Dell began sending notification emails to affected customers on May 9. The emails brought up that even though the incident was serious, the risk to customers was limited due to the nature of the data involved. “We believe there is not a high risk to our customers given the type of information involved,” Dell stated in their email.

Though, cybersecurity experts disagree. According to the Daily Dark Web, the stolen information can still be used for phishing attacks. “Scammers in possession of this data could use it to craft convincing phishing attacks,” the Daily Dark Web reported. These targeted phishing attempts could trick users into providing more sensitive information or clicking malicious links.



What Was Compromised?


The compromised data is extensive, involving detailed order information. The 10 models with the most stolen data were:

Monitors: 22,406,133
Inspiron Notebooks: 11,257,567
Optiplex: 5,177,626
Latitude Laptops: 4,130,510
Inspiron Desktops: 1,731,767
XPS Notebooks: 1,045,302
Precision Desktops: 798,018
Precision Notebooks: 486,244
PowerEdge: 783,575
Alienware Notebooks: 447,315


What Happens, Security Wise, And What Should Customers Do?


Menelik claimed to have contacted Dell on April 12 and 14 to report the vulnerability. Despite these warnings, the data scraping continued until Dell patched the issue two weeks later. Dell stated that they were aware of the breach and had begun containment efforts before receiving Menelik’s emails.
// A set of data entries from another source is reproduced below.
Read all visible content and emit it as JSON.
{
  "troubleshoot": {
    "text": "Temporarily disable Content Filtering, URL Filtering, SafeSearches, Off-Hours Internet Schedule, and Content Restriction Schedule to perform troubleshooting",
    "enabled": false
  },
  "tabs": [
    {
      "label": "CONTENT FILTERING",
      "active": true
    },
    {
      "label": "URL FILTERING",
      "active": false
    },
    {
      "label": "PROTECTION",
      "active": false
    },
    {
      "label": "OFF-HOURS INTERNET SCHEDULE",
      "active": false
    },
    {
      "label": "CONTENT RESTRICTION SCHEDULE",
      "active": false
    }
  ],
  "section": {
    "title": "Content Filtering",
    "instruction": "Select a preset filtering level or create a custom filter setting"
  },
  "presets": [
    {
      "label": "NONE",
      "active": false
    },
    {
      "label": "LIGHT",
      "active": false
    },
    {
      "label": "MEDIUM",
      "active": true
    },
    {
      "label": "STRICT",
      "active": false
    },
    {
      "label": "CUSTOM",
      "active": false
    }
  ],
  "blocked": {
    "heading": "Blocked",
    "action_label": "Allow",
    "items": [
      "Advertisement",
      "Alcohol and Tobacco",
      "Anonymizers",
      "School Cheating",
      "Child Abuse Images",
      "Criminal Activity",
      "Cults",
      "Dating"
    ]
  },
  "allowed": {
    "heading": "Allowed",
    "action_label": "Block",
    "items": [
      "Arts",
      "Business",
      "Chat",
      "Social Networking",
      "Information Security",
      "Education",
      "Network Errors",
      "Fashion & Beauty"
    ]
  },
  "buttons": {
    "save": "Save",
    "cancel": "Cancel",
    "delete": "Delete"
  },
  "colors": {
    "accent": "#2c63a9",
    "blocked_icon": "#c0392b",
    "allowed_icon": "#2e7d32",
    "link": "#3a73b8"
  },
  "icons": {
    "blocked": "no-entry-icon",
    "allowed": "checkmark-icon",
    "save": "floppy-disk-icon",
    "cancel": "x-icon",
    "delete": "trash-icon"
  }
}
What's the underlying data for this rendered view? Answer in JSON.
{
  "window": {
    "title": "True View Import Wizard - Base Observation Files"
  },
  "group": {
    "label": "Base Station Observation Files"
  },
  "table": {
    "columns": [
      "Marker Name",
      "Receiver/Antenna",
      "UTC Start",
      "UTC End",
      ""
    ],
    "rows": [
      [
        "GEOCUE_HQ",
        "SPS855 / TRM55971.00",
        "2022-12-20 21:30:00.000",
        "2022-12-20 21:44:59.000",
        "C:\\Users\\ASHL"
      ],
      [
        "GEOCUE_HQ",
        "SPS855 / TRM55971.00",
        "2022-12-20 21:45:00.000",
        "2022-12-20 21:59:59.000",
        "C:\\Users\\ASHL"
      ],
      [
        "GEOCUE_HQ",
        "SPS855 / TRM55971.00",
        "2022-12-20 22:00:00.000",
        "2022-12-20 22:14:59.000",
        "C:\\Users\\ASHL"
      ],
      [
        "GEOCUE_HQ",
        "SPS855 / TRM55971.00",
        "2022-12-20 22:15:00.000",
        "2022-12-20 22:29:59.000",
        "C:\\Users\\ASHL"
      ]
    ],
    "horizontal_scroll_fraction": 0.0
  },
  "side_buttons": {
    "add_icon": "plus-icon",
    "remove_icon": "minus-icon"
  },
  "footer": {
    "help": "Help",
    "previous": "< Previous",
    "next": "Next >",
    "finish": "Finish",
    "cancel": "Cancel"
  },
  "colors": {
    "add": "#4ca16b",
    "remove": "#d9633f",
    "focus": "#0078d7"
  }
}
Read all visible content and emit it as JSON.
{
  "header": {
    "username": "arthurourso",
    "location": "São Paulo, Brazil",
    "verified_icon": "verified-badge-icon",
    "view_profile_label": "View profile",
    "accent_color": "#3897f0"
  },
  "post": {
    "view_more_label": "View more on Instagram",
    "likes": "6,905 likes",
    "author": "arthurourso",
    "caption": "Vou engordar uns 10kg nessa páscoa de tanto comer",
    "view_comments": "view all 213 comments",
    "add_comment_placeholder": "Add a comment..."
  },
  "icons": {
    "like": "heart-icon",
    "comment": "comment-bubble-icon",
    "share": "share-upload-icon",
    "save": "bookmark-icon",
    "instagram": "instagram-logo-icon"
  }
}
Whether you own a startup, or even a student, it is important for users to take extra steps to make sure devices are protected at all times. This is what you can do:

Check Constantly for Phishing Attempts: Be cautious of any emails or communications claiming to be from Dell or related services.

Update Security Measures & Strategies: Change passwords and consider adding multi-factor authentication to accounts.

Stay Informed: Keep an eye out for further communications from Dell and updates on the investigation.